Matching

Matching is done by comparing a set rules and matching it with a parse tree. You can see parse trees for sentences from examples/parser_input.py.

The set of rules is recursive and can match multiple parts of the parse tree.

Rules can be broken down into smaller parts: - Tag - Token - Token Tree - Rules

Tag

A tag is a POS (part of speech) tag to match. A list of POS tags used by the Stanford Parser can be found here.

Format:
tag = string

Example:
'NP'
'VP'
'PP'

Token

A token is a string comprising of a tag with modifiers/options.

Format:
token = tag:match_label-opts

Example:
'NP:subject-o'
'VP'
'NP:np'

Token Tree

A token tree is a recursive tree of tokens. The tree matches the structure of a parse tree.

Format:
token_tree = ( token token_tree token_tree ... )

Examples:
'( NP ( DT ) ( NP:subject-o ) )'
'( NP )'
'( PP ( TO=to ) ( NP:object-o ) )'

Rules

Rules are a dictionary of token trees to dictionaries of matching labels to a nested set of rules.

Format:
rules = {token_tree: {match_label: rules}}

Example:
{
    '( S ( NP:np ) ( VP ( VBD:action-o ) ( PP:pp ) ) )': {
        'np': {
            '( NP:subject-o )': {}
        },
        'pp': {
            '( PP ( TO=to ) ( NP:to_object-o ) )': {},
            '( PP ( IN=from ) ( NP:from_object-o ) )': {},
        }
    },
}

When matching a rule to a parse tree, the token tree is first matched. Then, all matching tags are matched to nested rules corresponding to their matching label.
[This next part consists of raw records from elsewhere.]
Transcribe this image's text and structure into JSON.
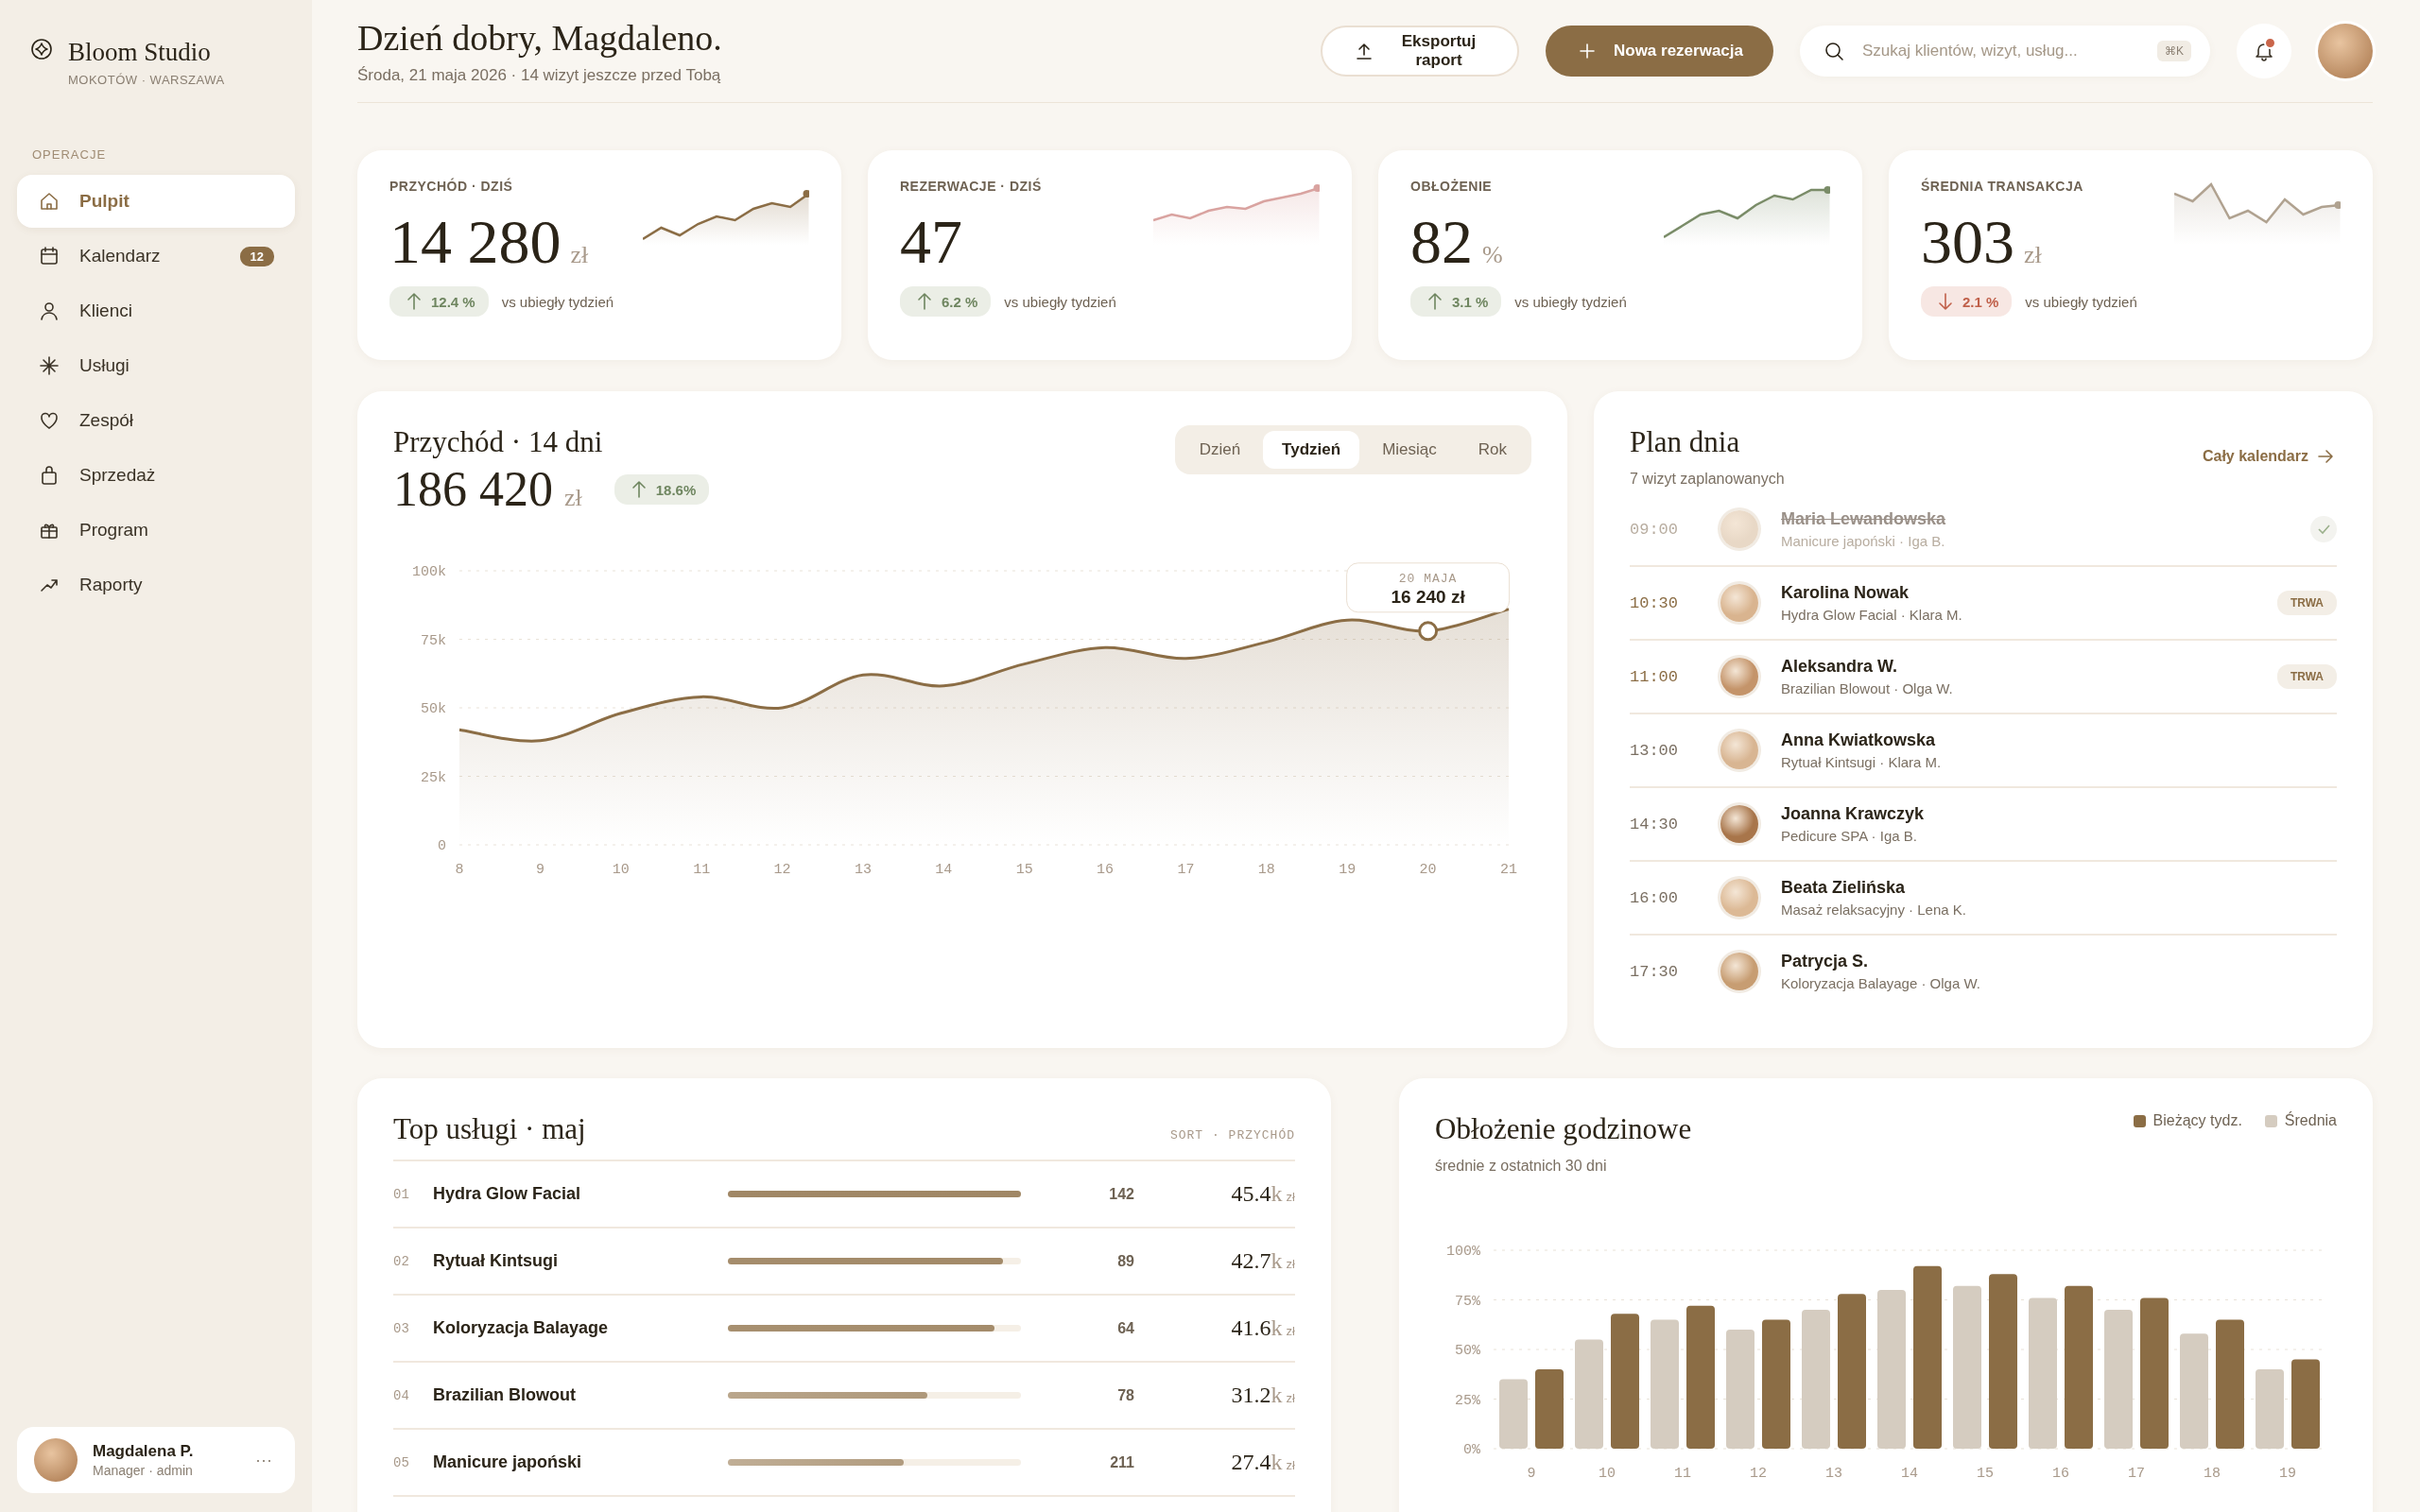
{
  "sidebar": {
    "brand": {
      "name": "Bloom Studio",
      "location": "MOKOTÓW · WARSZAWA"
    },
    "section": "OPERACJE",
    "items": [
      {
        "label": "Pulpit",
        "selected": true
      },
      {
        "label": "Kalendarz",
        "selected": false,
        "badge": "12"
      },
      {
        "label": "Klienci",
        "selected": false
      },
      {
        "label": "Usługi",
        "selected": false
      },
      {
        "label": "Zespół",
        "selected": false
      },
      {
        "label": "Sprzedaż",
        "selected": false
      },
      {
        "label": "Program",
        "selected": false
      },
      {
        "label": "Raporty",
        "selected": false
      }
    ],
    "user": {
      "name": "Magdalena P.",
      "role": "Manager · admin",
      "menu": "···"
    }
  },
  "header": {
    "greeting": "Dzień dobry, Magdaleno.",
    "subtitle": "Środa, 21 maja 2026 · 14 wizyt jeszcze przed Tobą",
    "export_button": "Eksportuj raport",
    "new_button": "Nowa rezerwacja",
    "search": {
      "placeholder": "Szukaj klientów, wizyt, usług...",
      "shortcut": "⌘K"
    },
    "notification": true
  },
  "kpis": [
    {
      "label": "PRZYCHÓD · DZIŚ",
      "value": "14 280",
      "unit": "zł",
      "delta": "12.4 %",
      "rising": true,
      "note": "vs ubiegły tydzień",
      "color": "#8b6d45"
    },
    {
      "label": "REZERWACJE · DZIŚ",
      "value": "47",
      "delta": "6.2 %",
      "rising": true,
      "note": "vs ubiegły tydzień",
      "color": "#d9a3a0"
    },
    {
      "label": "OBŁOŻENIE",
      "value": "82",
      "unit": "%",
      "delta": "3.1 %",
      "rising": true,
      "note": "vs ubiegły tydzień",
      "color": "#7a8c68"
    },
    {
      "label": "ŚREDNIA TRANSAKCJA",
      "value": "303",
      "unit": "zł",
      "delta": "2.1 %",
      "rising": false,
      "note": "vs ubiegły tydzień",
      "color": "#b0a290"
    }
  ],
  "revenue": {
    "title": "Przychód · 14 dni",
    "total": "186 420",
    "unit": "zł",
    "delta": "18.6%",
    "tabs": [
      {
        "label": "Dzień",
        "selected": false
      },
      {
        "label": "Tydzień",
        "selected": true
      },
      {
        "label": "Miesiąc",
        "selected": false
      },
      {
        "label": "Rok",
        "selected": false
      }
    ],
    "chart_data": {
      "type": "area",
      "categories": [
        "8",
        "9",
        "10",
        "11",
        "12",
        "13",
        "14",
        "15",
        "16",
        "17",
        "18",
        "19",
        "20",
        "21"
      ],
      "series": [
        {
          "color": "#8b6d45",
          "values": [
            42,
            38,
            48,
            54,
            50,
            62,
            58,
            66,
            72,
            68,
            74,
            82,
            78,
            86
          ]
        }
      ],
      "ylim": [
        0,
        100
      ],
      "grid": true,
      "yticks": [
        {
          "value": 0,
          "label": "0"
        },
        {
          "value": 25,
          "label": "25k"
        },
        {
          "value": 50,
          "label": "50k"
        },
        {
          "value": 75,
          "label": "75k"
        },
        {
          "value": 100,
          "label": "100k"
        }
      ]
    },
    "tooltip": {
      "date": "20 MAJA",
      "value": "16 240 zł"
    }
  },
  "plan": {
    "title": "Plan dnia",
    "subtitle": "7 wizyt zaplanowanych",
    "link": "Cały kalendarz",
    "appointments": [
      {
        "time": "09:00",
        "name": "Maria Lewandowska",
        "service": "Manicure japoński · Iga B.",
        "done": true,
        "ongoing": false,
        "color": "#e8d8c6"
      },
      {
        "time": "10:30",
        "name": "Karolina Nowak",
        "service": "Hydra Glow Facial · Klara M.",
        "done": false,
        "ongoing": true,
        "badge": "TRWA",
        "color": "#d9b48f"
      },
      {
        "time": "11:00",
        "name": "Aleksandra W.",
        "service": "Brazilian Blowout · Olga W.",
        "done": false,
        "ongoing": true,
        "badge": "TRWA",
        "color": "#c4946a"
      },
      {
        "time": "13:00",
        "name": "Anna Kwiatkowska",
        "service": "Rytuał Kintsugi · Klara M.",
        "done": false,
        "ongoing": false,
        "color": "#d8b592"
      },
      {
        "time": "14:30",
        "name": "Joanna Krawczyk",
        "service": "Pedicure SPA · Iga B.",
        "done": false,
        "ongoing": false,
        "color": "#a8754a"
      },
      {
        "time": "16:00",
        "name": "Beata Zielińska",
        "service": "Masaż relaksacyjny · Lena K.",
        "done": false,
        "ongoing": false,
        "color": "#dcb995"
      },
      {
        "time": "17:30",
        "name": "Patrycja S.",
        "service": "Koloryzacja Balayage · Olga W.",
        "done": false,
        "ongoing": false,
        "color": "#c79d72"
      }
    ]
  },
  "top_services": {
    "title": "Top usługi · maj",
    "sort": "SORT · PRZYCHÓD",
    "rows": [
      {
        "rank": "01",
        "name": "Hydra Glow Facial",
        "level": 1.0,
        "count": "142",
        "amount": "45.4",
        "suffix": "k",
        "currency": "zł"
      },
      {
        "rank": "02",
        "name": "Rytuał Kintsugi",
        "level": 0.94,
        "count": "89",
        "amount": "42.7",
        "suffix": "k",
        "currency": "zł"
      },
      {
        "rank": "03",
        "name": "Koloryzacja Balayage",
        "level": 0.91,
        "count": "64",
        "amount": "41.6",
        "suffix": "k",
        "currency": "zł"
      },
      {
        "rank": "04",
        "name": "Brazilian Blowout",
        "level": 0.68,
        "count": "78",
        "amount": "31.2",
        "suffix": "k",
        "currency": "zł"
      },
      {
        "rank": "05",
        "name": "Manicure japoński",
        "level": 0.6,
        "count": "211",
        "amount": "27.4",
        "suffix": "k",
        "currency": "zł"
      }
    ]
  },
  "occupancy": {
    "title": "Obłożenie godzinowe",
    "subtitle": "średnie z ostatnich 30 dni",
    "chart_data": {
      "type": "bar",
      "categories": [
        "9",
        "10",
        "11",
        "12",
        "13",
        "14",
        "15",
        "16",
        "17",
        "18",
        "19"
      ],
      "series": [
        {
          "name": "Średnia",
          "color": "#d5ccc0",
          "values": [
            35,
            55,
            65,
            60,
            70,
            80,
            82,
            76,
            70,
            58,
            40
          ]
        },
        {
          "name": "Bieżący tydz.",
          "color": "#8b6d45",
          "values": [
            40,
            68,
            72,
            65,
            78,
            92,
            88,
            82,
            76,
            65,
            45
          ]
        }
      ],
      "ylim": [
        0,
        100
      ],
      "grid": true,
      "yticks": [
        {
          "value": 0,
          "label": "0%"
        },
        {
          "value": 25,
          "label": "25%"
        },
        {
          "value": 50,
          "label": "50%"
        },
        {
          "value": 75,
          "label": "75%"
        },
        {
          "value": 100,
          "label": "100%"
        }
      ]
    }
  }
}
All nested match labels must have a subrule match or the rules will not match.

The first rule to match is returned so the order of match is based on key ordering (use OrderedDict if order matters). Once a rule is matched, it calls the callback function with the context as arguments.

Example

Suppose we have the sentence “Sam ran to his house” and we wanted to match the subject (“Sam”), the object to (“his house”) and the action (“ran”).

Sample parse tree for “Sam ran to his house” from the Stanford Parser.

(S
  (NP
    (NNP Sam)
    )
  (VP
    (VBD ran)
      (PP
        (TO to)
        (NP
          (PRP$ his)
          (NN house)
          )
        )
    )
  )

Simplified image of tree:

tree

tree

Matching:
Parse Tree:
(S (NP (NNP Sam) ) (VP (VBD ran) (PP (TO to) (NP (PRP$ his) (NN house))))
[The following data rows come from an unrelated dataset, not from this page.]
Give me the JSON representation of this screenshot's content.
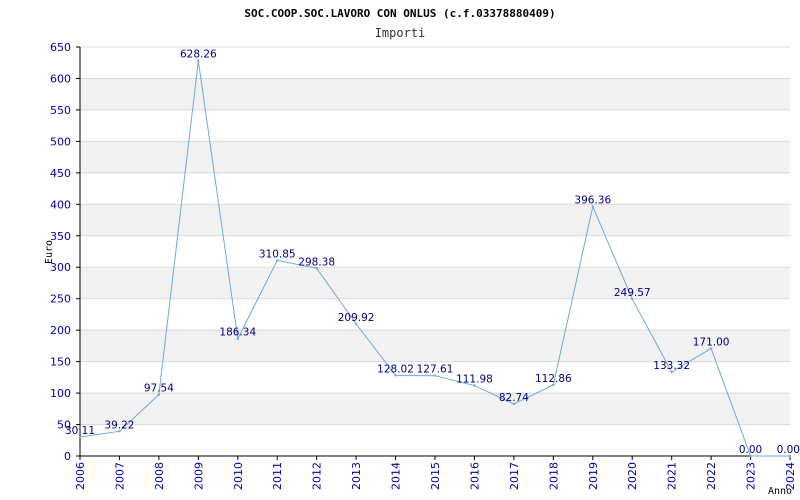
{
  "chart_data": {
    "type": "line",
    "title": "SOC.COOP.SOC.LAVORO CON ONLUS (c.f.03378880409)",
    "subtitle": "Importi",
    "xlabel": "Anno",
    "ylabel": "Euro",
    "ylim": [
      0,
      650
    ],
    "yticks": [
      0,
      50,
      100,
      150,
      200,
      250,
      300,
      350,
      400,
      450,
      500,
      550,
      600,
      650
    ],
    "grid": true,
    "x": [
      "2006",
      "2007",
      "2008",
      "2009",
      "2010",
      "2011",
      "2012",
      "2013",
      "2014",
      "2015",
      "2016",
      "2017",
      "2018",
      "2019",
      "2020",
      "2021",
      "2022",
      "2023",
      "2024"
    ],
    "series": [
      {
        "values": [
          30.11,
          39.22,
          97.54,
          628.26,
          186.34,
          310.85,
          298.38,
          209.92,
          128.02,
          127.61,
          111.98,
          82.74,
          112.86,
          396.36,
          249.57,
          133.32,
          171.0,
          0.0,
          0.0
        ],
        "labels": [
          "30.11",
          "39.22",
          "97.54",
          "628.26",
          "186.34",
          "310.85",
          "298.38",
          "209.92",
          "128.02",
          "127.61",
          "111.98",
          "82.74",
          "112.86",
          "396.36",
          "249.57",
          "133.32",
          "171.00",
          "0.00",
          "0.00"
        ],
        "color": "#6fa8dc"
      }
    ]
  },
  "colors": {
    "band": "#f2f2f2",
    "gridline": "#d9d9d9",
    "axis": "#000000",
    "tick_text": "#0000aa",
    "label_text": "#000080",
    "line": "#6fa8dc"
  }
}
Matched token tree: '( S ( NP:np ) ( VP ( VBD:action-o ) ( PP:pp ) ) )'
Matched context:
  np: (NP (NNP Sam))
  action-o: 'ran'
  pp: (PP (TO to) (NP (PRP$ his) (NN house)))
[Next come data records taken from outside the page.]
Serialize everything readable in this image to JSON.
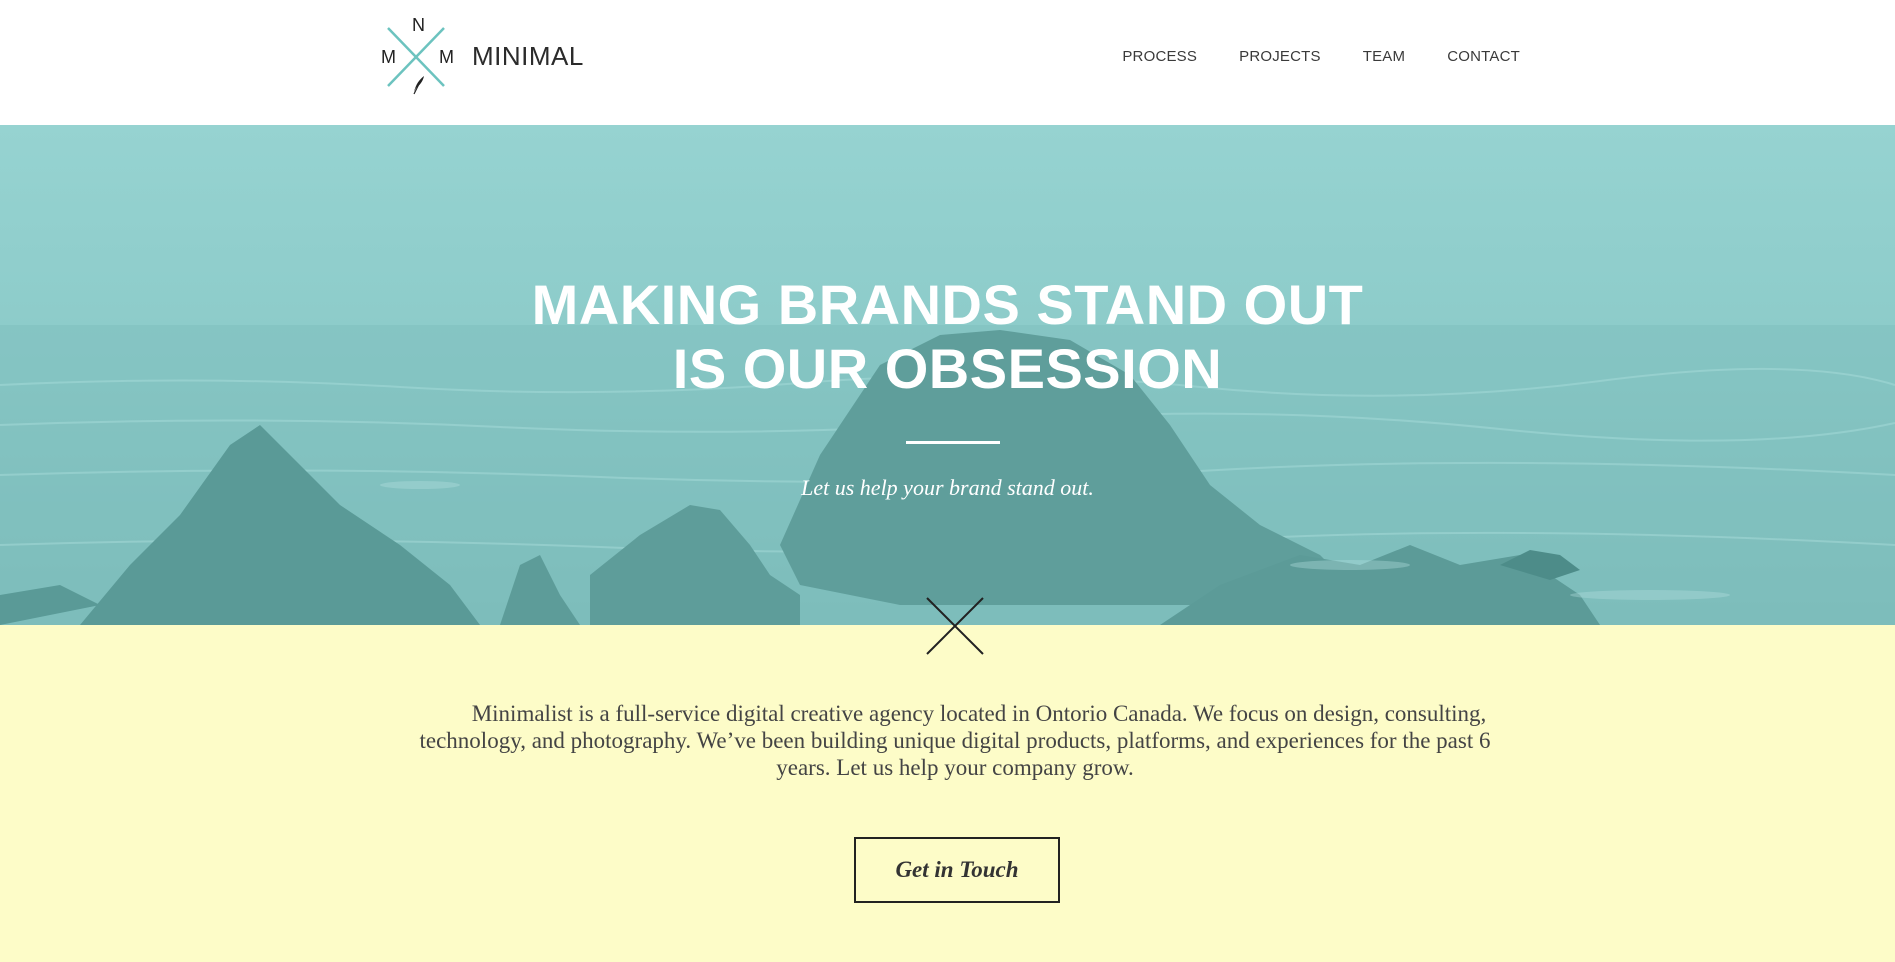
{
  "brand": {
    "name": "MINIMAL",
    "compass": {
      "north": "N",
      "west": "M",
      "east": "M"
    },
    "accent_color": "#6cc3bf"
  },
  "nav": {
    "items": [
      {
        "label": "PROCESS"
      },
      {
        "label": "PROJECTS"
      },
      {
        "label": "TEAM"
      },
      {
        "label": "CONTACT"
      }
    ]
  },
  "hero": {
    "title_line1": "MAKING BRANDS STAND OUT",
    "title_line2": "IS OUR OBSESSION",
    "subtitle": "Let us help your brand stand out.",
    "overlay_color": "#8fcfcd"
  },
  "about": {
    "text": "Minimalist is a full-service digital creative agency located in Ontorio Canada. We focus on design, consulting, technology, and photography. We’ve been building unique digital products, platforms, and experiences for the past 6 years. Let us help your company grow.",
    "cta_label": "Get in Touch",
    "background_color": "#fdfcc8"
  },
  "icons": {
    "logo": "compass-x-icon",
    "feather": "feather-icon",
    "divider": "x-divider-icon"
  }
}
Rule for ‘( S ( NP:np ) ( VP ( VBD:action-o ) ( PP:pp ) ) )’:

tree

tree

Matching ‘NP’ matches the whole NP tree and converts to a word:

Matched token tree for np: '( NP:subject-o )'
Matched context:
  subject-o: 'Sam'

Matching ‘PP’ requires matching the nested rules:

Match token tree for pp: '( PP ( TO=to ) ( NP:to_object-o ) )'
Match context:
  object-o: 'his house'

Match token tree for pp: '( PP ( IN=from ) ( NP:from_object-o ) )'
No match found

PP of the sample sentence:

tree

tree

Nested PP rules:

tree2 tree3

Only the first rule matches for ‘PP’.

Now that we have a match for all nested rules, we can return the context:

Returned context:
  action: 'ran'
  subject: 'sam'
  to_object: 'his house'

Full code:

from lango.parser import StanfordLibParser
from lango.matcher import match_rules

parser = StanfordLibParser()

rules = {
  '( S ( NP:np ) ( VP ( VBD:action-o ) ( PP:pp ) ) )': {
    'np': {
        '( NP:subject-o )': {}
    },
    'pp': {
        '( PP ( TO=to ) ( NP:to_object-o ) )': {},
        '( PP ( IN=from ) ( NP:from_object-o ) )': {}
    }
  }
}

def fun(subject, action, to_object=None, from_object=None):
    print "%s,%s,%s,%s" % (subject, action, to_object, from_object)

tree = parser.parse('Sam ran to his house')
match_rules(tree, rules, fun)
# output should be: sam, ran, his house, None

tree = parser.parse('Billy walked from his apartment')
match_rules(tree, rules, fun)
# output should be: billy, walked, None, his apartment